Written by producer Aubrey Wisberg, this film is notorious for featuring a certain screen megastar and future Governor of California in his first starring role, here under the alias Arnold Strong. Those who were less than convinced of Schwarzenegger's acting talents were vindicated by watching this movie which saw our hero either dubbed with a deep, American voice or using his own, thickly accented, Austrian voice depending on which version you saw, but not exactly giving thespian legends like Laurence Olivier or Marlon Brando a run for their money. In fact, he's even acted off the screen by the modest Arnold Stang, who appears as his sidekick Pretzie and helps him out of trouble when he successfully tries to jump ship.

But this is meant to be throwaway entertainment, so how does it stand up? Sadly, it has to be said Hercules in New York is found lacking - sure, it has camp appeal, but the whole affair is so low budget in the worst sense, with fluffed lines, wobbly camerawork and stilted acting that it looks punishingly amateur. When we enjoy scenes of Zeus and his godlike friends emoting in what looks like a nearby park, you can't help but notice the sound of passing cars in the background, and as it's Herc we want to see these constant interruptions have a tedious effect, especially as they're basically the same set up over and over again: we know Zeus wants his son to return, we don't need to be told incessantly.

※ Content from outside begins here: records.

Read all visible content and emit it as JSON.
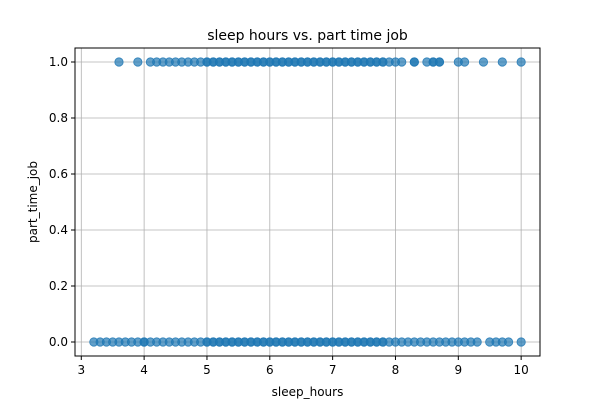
{
  "chart_data": {
    "type": "scatter",
    "title": "sleep hours vs. part time job",
    "xlabel": "sleep_hours",
    "ylabel": "part_time_job",
    "xlim": [
      2.9,
      10.3
    ],
    "ylim": [
      -0.05,
      1.05
    ],
    "xticks": [
      "3",
      "4",
      "5",
      "6",
      "7",
      "8",
      "9",
      "10"
    ],
    "yticks": [
      "0.0",
      "0.2",
      "0.4",
      "0.6",
      "0.8",
      "1.0"
    ],
    "grid": true,
    "marker_color": "#1f77b4",
    "series": [
      {
        "x": [
          3.6,
          3.9,
          4.1,
          4.2,
          4.3,
          4.4,
          4.5,
          4.6,
          4.7,
          4.8,
          4.9,
          5.0,
          5.0,
          5.1,
          5.1,
          5.2,
          5.2,
          5.3,
          5.3,
          5.4,
          5.4,
          5.5,
          5.5,
          5.6,
          5.6,
          5.7,
          5.7,
          5.8,
          5.8,
          5.9,
          5.9,
          6.0,
          6.0,
          6.1,
          6.1,
          6.2,
          6.2,
          6.3,
          6.3,
          6.4,
          6.4,
          6.5,
          6.5,
          6.6,
          6.6,
          6.7,
          6.7,
          6.8,
          6.8,
          6.9,
          6.9,
          7.0,
          7.0,
          7.1,
          7.1,
          7.2,
          7.2,
          7.3,
          7.3,
          7.4,
          7.4,
          7.5,
          7.5,
          7.6,
          7.6,
          7.7,
          7.7,
          7.8,
          7.8,
          7.9,
          8.0,
          8.1,
          8.3,
          8.3,
          8.5,
          8.6,
          8.6,
          8.7,
          8.7,
          9.0,
          9.1,
          9.4,
          9.7,
          10.0
        ],
        "y": [
          1,
          1,
          1,
          1,
          1,
          1,
          1,
          1,
          1,
          1,
          1,
          1,
          1,
          1,
          1,
          1,
          1,
          1,
          1,
          1,
          1,
          1,
          1,
          1,
          1,
          1,
          1,
          1,
          1,
          1,
          1,
          1,
          1,
          1,
          1,
          1,
          1,
          1,
          1,
          1,
          1,
          1,
          1,
          1,
          1,
          1,
          1,
          1,
          1,
          1,
          1,
          1,
          1,
          1,
          1,
          1,
          1,
          1,
          1,
          1,
          1,
          1,
          1,
          1,
          1,
          1,
          1,
          1,
          1,
          1,
          1,
          1,
          1,
          1,
          1,
          1,
          1,
          1,
          1,
          1,
          1,
          1,
          1,
          1
        ]
      },
      {
        "x": [
          3.2,
          3.3,
          3.4,
          3.5,
          3.6,
          3.7,
          3.8,
          3.9,
          4.0,
          4.0,
          4.1,
          4.2,
          4.3,
          4.4,
          4.5,
          4.6,
          4.7,
          4.8,
          4.9,
          5.0,
          5.0,
          5.1,
          5.1,
          5.2,
          5.2,
          5.3,
          5.3,
          5.4,
          5.4,
          5.5,
          5.5,
          5.6,
          5.6,
          5.7,
          5.7,
          5.8,
          5.8,
          5.9,
          5.9,
          6.0,
          6.0,
          6.1,
          6.1,
          6.2,
          6.2,
          6.3,
          6.3,
          6.4,
          6.4,
          6.5,
          6.5,
          6.6,
          6.6,
          6.7,
          6.7,
          6.8,
          6.8,
          6.9,
          6.9,
          7.0,
          7.0,
          7.1,
          7.1,
          7.2,
          7.2,
          7.3,
          7.3,
          7.4,
          7.4,
          7.5,
          7.5,
          7.6,
          7.6,
          7.7,
          7.7,
          7.8,
          7.8,
          7.9,
          8.0,
          8.1,
          8.2,
          8.3,
          8.4,
          8.5,
          8.6,
          8.7,
          8.8,
          8.9,
          9.0,
          9.1,
          9.2,
          9.3,
          9.5,
          9.6,
          9.7,
          9.8,
          10.0
        ],
        "y": [
          0,
          0,
          0,
          0,
          0,
          0,
          0,
          0,
          0,
          0,
          0,
          0,
          0,
          0,
          0,
          0,
          0,
          0,
          0,
          0,
          0,
          0,
          0,
          0,
          0,
          0,
          0,
          0,
          0,
          0,
          0,
          0,
          0,
          0,
          0,
          0,
          0,
          0,
          0,
          0,
          0,
          0,
          0,
          0,
          0,
          0,
          0,
          0,
          0,
          0,
          0,
          0,
          0,
          0,
          0,
          0,
          0,
          0,
          0,
          0,
          0,
          0,
          0,
          0,
          0,
          0,
          0,
          0,
          0,
          0,
          0,
          0,
          0,
          0,
          0,
          0,
          0,
          0,
          0,
          0,
          0,
          0,
          0,
          0,
          0,
          0,
          0,
          0,
          0,
          0,
          0,
          0,
          0,
          0,
          0,
          0,
          0
        ]
      }
    ]
  }
}
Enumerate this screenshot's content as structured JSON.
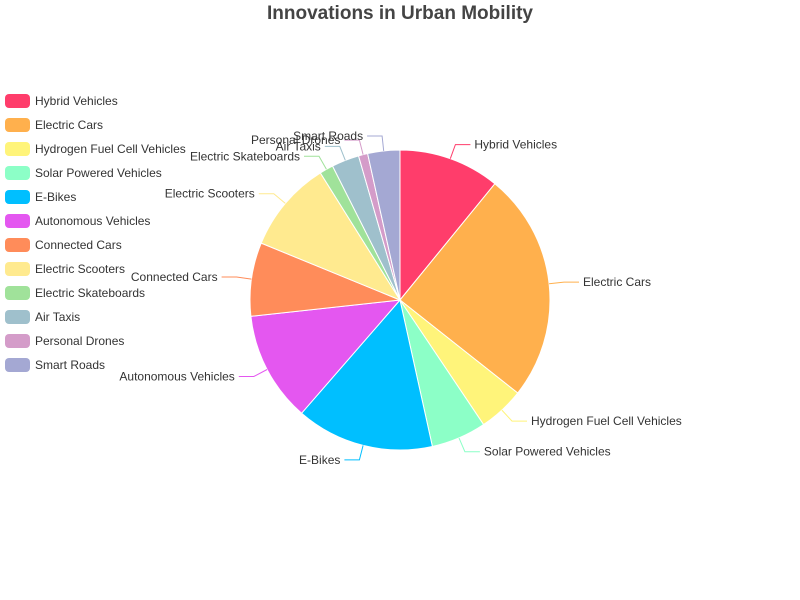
{
  "chart_data": {
    "type": "pie",
    "title": "Innovations in Urban Mobility",
    "legend_position": "left",
    "categories": [
      "Hybrid Vehicles",
      "Electric Cars",
      "Hydrogen Fuel Cell Vehicles",
      "Solar Powered Vehicles",
      "E-Bikes",
      "Autonomous Vehicles",
      "Connected Cars",
      "Electric Scooters",
      "Electric Skateboards",
      "Air Taxis",
      "Personal Drones",
      "Smart Roads"
    ],
    "values": [
      11,
      25,
      5,
      6,
      15,
      12,
      8,
      10,
      1.5,
      3,
      1,
      3.5
    ],
    "colors": [
      "#ff3d6b",
      "#ffb04d",
      "#fff47a",
      "#8cffc7",
      "#00bfff",
      "#e457f0",
      "#ff8c5a",
      "#ffea8f",
      "#a0e29a",
      "#9fc0cc",
      "#d49cc9",
      "#a4a8d3"
    ]
  }
}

Meanwhile, Hercules is wearing out his name (catchphrase: "I am Hercules!") and meeting new friends. He and Pretzie (who got his name because he's a pretzel salesman) see a group of students practising athletics, which the strongman considers with vocal disdain, leading to a "if you're so clever, you try it" sequence where he demonstrates his physical prowess courtesy of camera trickery. Yes, you too can break records in the long jump if nobody sees you flying through the air between takeoff and landing. They happen to be noticed by Helen (Deborah Loomis) and her father, Professor Camden (James Karen), who think the musclebound visitor has potential, leading to a not particularly hilarious drawing room comedy moment where Hercules makes the classic faux pas of inquiring who Helen is currently shagging.

This is supposed to be a comedy, but you'd have hard time raising a laugh at the antics on display here unless it's a derisive snicker. As Hercules becomes a wrestler for cash (of which we see one short shot of Schwarzenegger holding someone above his head and that's it), local gangsters get involved, and that's not all, as his father's wife Juno (Tanny McDonald) sends Nemesis (Taina Elg) down to sabotage his chances by reducing his strength in a televised weightlifting competition. It all ends in a frantic chase as Herc commandeers a handy chariot for a car chase and a massive fight erupts. And that's without mentioning the bear, well, the man in the bear suit at least, who Herc subdues, or the fact that this is the only Hercules movie you'll see where the mythological figure wears a cardigan. Not an esteemed debut for Schwarzenegger, then, but the only way was up after this fiasco. Relentlessly Greek music by John Balamos.